Parisians knew from London radio of the slow advance of the Allies after D-Day. All fabrics had been strictly rationed for two or three years. Nonetheless, before the American forces reached Paris, my mother had sewn a makeshift tricolor French flag. The blue came from my father’s old military service flannel sash (a forgotten and now incomprehensible item of clothing). The red came from a Nazi flag. My father was a policeman. He had stolen it from a German general’s car he was supposed to guard. The Germans were packing up at the time and very nervous. He might have been shot on the spot if he had been caught. At a loss for white, my mother made the middle band of the flag out of one of my cloth diapers. That’s why I have always felt I played a part, although a small one, in the liberation of Paris, a symbolically important phase of World War Two.
I was born and conceived during the Nazi Occupation….

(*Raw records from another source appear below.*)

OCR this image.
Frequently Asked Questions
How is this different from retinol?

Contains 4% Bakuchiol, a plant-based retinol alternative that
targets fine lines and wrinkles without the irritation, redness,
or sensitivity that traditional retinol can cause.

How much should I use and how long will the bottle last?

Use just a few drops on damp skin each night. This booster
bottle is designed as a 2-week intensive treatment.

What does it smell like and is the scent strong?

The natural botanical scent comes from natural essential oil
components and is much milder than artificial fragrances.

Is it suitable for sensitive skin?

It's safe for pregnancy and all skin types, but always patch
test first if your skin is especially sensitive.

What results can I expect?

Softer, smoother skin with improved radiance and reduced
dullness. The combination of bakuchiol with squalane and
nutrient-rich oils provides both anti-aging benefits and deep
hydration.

I had my first revolutionary encounter at another Cub Scout camp near a different lake. We were organized in squads of six, as I said, each with its appointed leader. One day, my squad leader gave me an order I did not like. Or maybe, I just did not like his tone. I said “No.” He insisted. Our voices rose. His authority contested publicly, he shoved me lightly. I shoved back and I called him out formally. We repaired out of sight to the lakeside. It was not the Clash of the Titans because I must have been nine and he, eleven. The leader must have lacked faith in his own charisma, or else, I got lucky because I gave him a bloody nose. This stopped the fight in accordance with the ancient dueling rule of “first blood drawn.” He washed off the blood in the lake. We walked back to our tent separately. It was sunset; everyone went to bed. Nothing more was said.
I remember the fight clearly and I remember well that the squad leader was the furthest thing from a bully. He was not a bad guy and I did not even dislike him. I just did not like hierarchies. I was a natural anarchist in the true, etymological sense of the term: I did not want to have a chief, or a leader, or whatever you call them these days. This trait never changed. I am just the same as I was at nine in this respect. I have never had any desire to exercise power over others either. Most exercises of power repel me viscerally. I suspect many or most are unnecessary. Moreover, I now think coercion is the worst way to obtain the orderliness that is necessary to a good society. I am pretty sure coercion causes more disorder overall than it eliminates or avoids. Its costs are usually too high.
“Growing up” did not help me in that department either. I never “learned through experience;” life did not “beat it into me.” In this respect, as in many others, I keep marveling at the constancy of individual characters from childhood, perhaps from infancy. I don’t know why there isn’t more mention of this constancy except that it contradicts the namby-pamby liberal faith in environmental determinism. If you believe religiously that societal influences – such as poverty, emotional abuse, being deprived of cookies, being fed the cookies of the wrong color – decide what the adult’s character will be, it’s hard to notice that much of the character was already in the child, or even in the toddler. It’s difficult to even imagine that it was possibly already in the zygote. This possibility was an academic taboo subject for the best part of forty years. Hardly anyone felt free to study it.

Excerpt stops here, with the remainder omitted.